Quand nous arrivons à Cuba, c'est un peu différent de l'Amérique du Sud : des voitures anciennes circulent dans les rues et certaines maisons sont délabrées mais dégagent un charme particulier, la chaleur reste la même. Il y a deux monnaies, le CUC, qui est lié au dollar et a la même valeur, et le CUP, qui n'a qu'un 25ème de sa valeur. C'est intéressant qu'un pays ait deux monnaies et que la valeur diffère autant. Nous avons souvent entendu dire qu'il était difficile pour les touristes d'obtenir des CUP locaux, nous sommes donc curieux de savoir comment se passera l'échange d'argent à l'aéroport. Quelle bêtise ! Ce n'est pas un problème : nous obtenons les deux monnaies et pouvons les échanger librement sur les marchés ou dans les cafétérias. Le prochain défi consiste à se rendre de l'aéroport à La Havane sans dépenser 25 CUC pour un taxi. Bien sûr, tout le monde raconte qu'il n'y a que le taxi et aucune autre possibilité, et bien sûr, nous ne voulons pas y croire. Par hasard, nous rencontrons un Français qui ne sait pas non plus comment faire et nous nous regroupons pour chercher un autre moyen de transport. Dans la rue, nous levons le doigt en l'air et après un certain temps, une voiture s'arrête. C'est un Cubain en visite chez lui avec une voiture de location, vivant aux États-Unis. Mais en réalité, il ne veut pas nous emmener, Jakob reste obstiné et finalement, nous avons la chance de sauter dans la voiture. Cependant, l'homme n'est pas très bavard ni enthousiaste, mais il nous laisse sortir à un arrêt de bus d'où nous pouvons prendre le bus local jusqu'à notre hébergement. Les bus de ville ne coûtent que 2 centimes car ils sont financés par l'État. Ici, on voit les énormes écarts de prix : 25 dollars pour un taxi ou 4 centimes pour le bus. Ils sont souvent bondés de gens et il n'y a pas toujours de place pour tout le monde.

À Cuba, on peut voyager soit très économiquement, soit très cher. Pour les touristes, les prix sont extrêmement élevés, une bulle touristique dans laquelle la plupart des visiteurs évoluent. Nous la brisons en mangeant principalement dans les petits kiosques et cafétérias. Là, on trouve du café à 4 centimes, du jus pressé à 20 centimes et de la pizza à 50 centimes. Ainsi, notre alimentation est un peu unidimensionnelle et généralement malsaine, mais imbattable au niveau prix. C'est agréable d'échapper de temps en temps à la chaleur en savourant un jus rafraîchissant dans les cafétérias, et nous engageons souvent la conversation avec de nombreux Cubains du quartier. Pendant deux semaines, Ida, la sœur de Jakob, vient nous rendre visite. Nous sommes très contents de cette visite spontanée et elle nous apporte même un peu de chocolat ;)

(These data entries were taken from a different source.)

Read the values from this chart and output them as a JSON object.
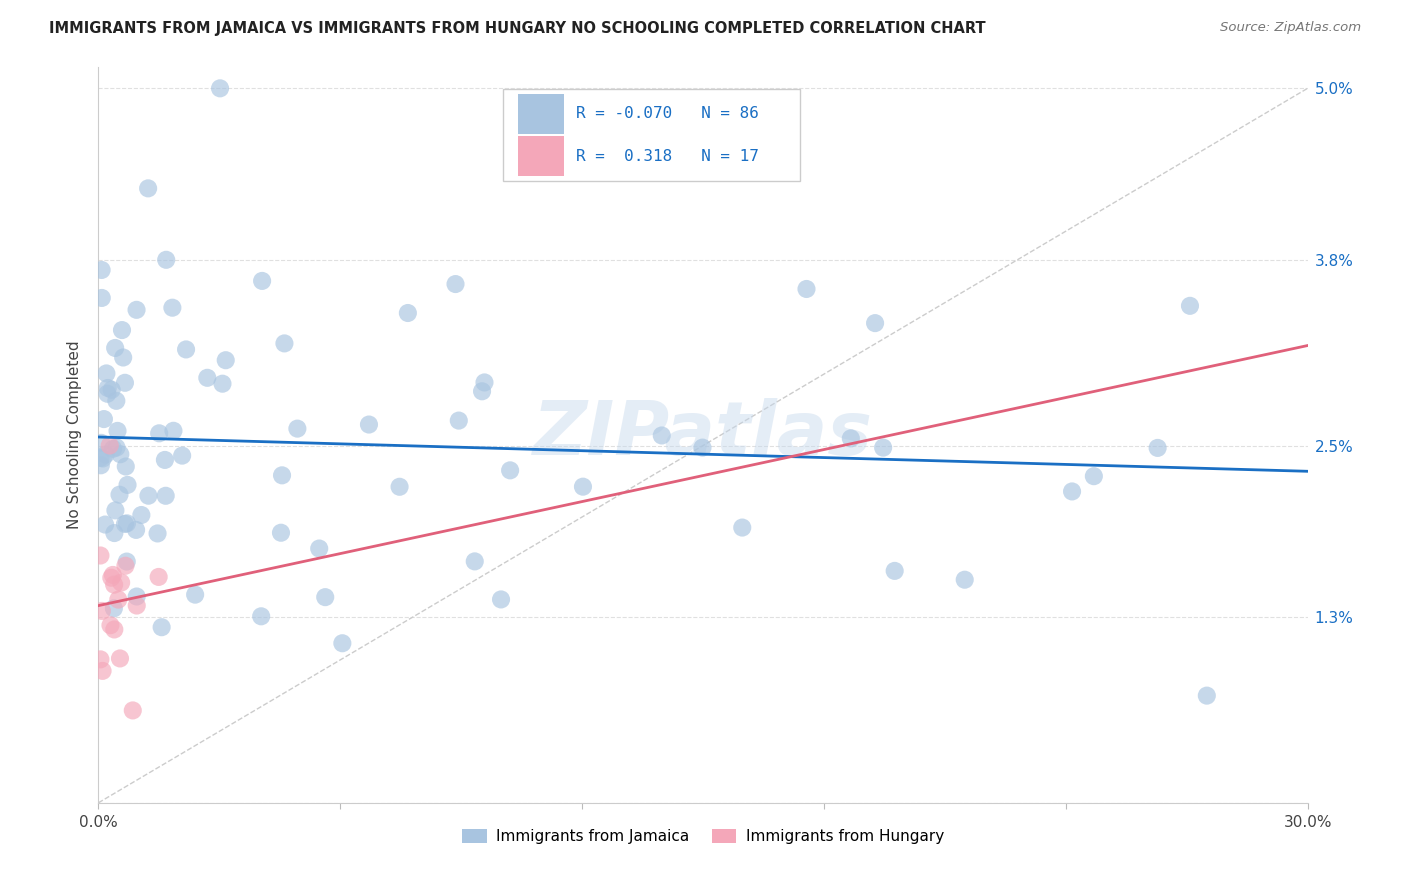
{
  "title": "IMMIGRANTS FROM JAMAICA VS IMMIGRANTS FROM HUNGARY NO SCHOOLING COMPLETED CORRELATION CHART",
  "source": "Source: ZipAtlas.com",
  "ylabel_label": "No Schooling Completed",
  "xlim": [
    0.0,
    30.0
  ],
  "ylim": [
    0.0,
    5.15
  ],
  "yticks": [
    0.0,
    1.3,
    2.5,
    3.8,
    5.0
  ],
  "ytick_labels": [
    "",
    "1.3%",
    "2.5%",
    "3.8%",
    "5.0%"
  ],
  "xticks": [
    0,
    6,
    12,
    18,
    24,
    30
  ],
  "xtick_labels": [
    "0.0%",
    "",
    "",
    "",
    "",
    "30.0%"
  ],
  "legend_jamaica": "Immigrants from Jamaica",
  "legend_hungary": "Immigrants from Hungary",
  "legend_r_jamaica": "-0.070",
  "legend_n_jamaica": "86",
  "legend_r_hungary": " 0.318",
  "legend_n_hungary": "17",
  "color_jamaica": "#a8c4e0",
  "color_hungary": "#f4a7b9",
  "trendline_jamaica_color": "#1a6fc4",
  "trendline_hungary_color": "#e0607a",
  "refline_color": "#cccccc",
  "background_color": "#ffffff",
  "watermark": "ZIPatlas",
  "grid_color": "#e0e0e0",
  "title_color": "#222222",
  "axis_label_color": "#1a6fc4",
  "source_color": "#777777",
  "jamaica_trendline_x0": 0,
  "jamaica_trendline_y0": 2.56,
  "jamaica_trendline_x1": 30,
  "jamaica_trendline_y1": 2.32,
  "hungary_trendline_x0": 0,
  "hungary_trendline_y0": 1.38,
  "hungary_trendline_x1": 30,
  "hungary_trendline_y1": 3.2
}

Nous flânons à trois dans la vieille ville de La Havane. Dans certains quartiers, nous voyons de riches et élégantes villas alors que dans d'autres, des maisons en ruine qui ne sont pas restaurées, mais où certaines personnes vivent encore. Il est très passionnant de se promener dans les rues de La Havane, la ville est unique et ressemble un peu à un musée. Il y a beaucoup de voitures anciennes, ainsi que des calèches et des anciennes voitures rutilantes en rose, qui transportent (des) touristes (prétentieux) avec des cigares à la bouche à travers la ville. Le Mojito frais a meilleur goût ici que la bière et nous restons une bonne semaine dans la ville. Nous logeons dans une Casa Particular chez notre hôte Iliana, qui prend soin de nous, nous met chaque jour de l'eau potable bouillie au réfrigérateur et possède un appartement confortable avec balcon. Lorsque Ida nous rejoint quelques jours après, nous pouvons monter notre tente sur le balcon où Ida dort pendant deux nuits. Un jour, nous faisons une excursion à la plage voisine de Baracuanao près de La Havane, où presque uniquement des Cubains se baignent, et les palmiers nous rendent un peu nerveux lorsque nous cherchons de l'ombre sous eux, car en effet, plus de gens meurent à cause de noix de coco que de requins. Cependant, Ida ne trouve pas cette façon de mourir si mauvaise.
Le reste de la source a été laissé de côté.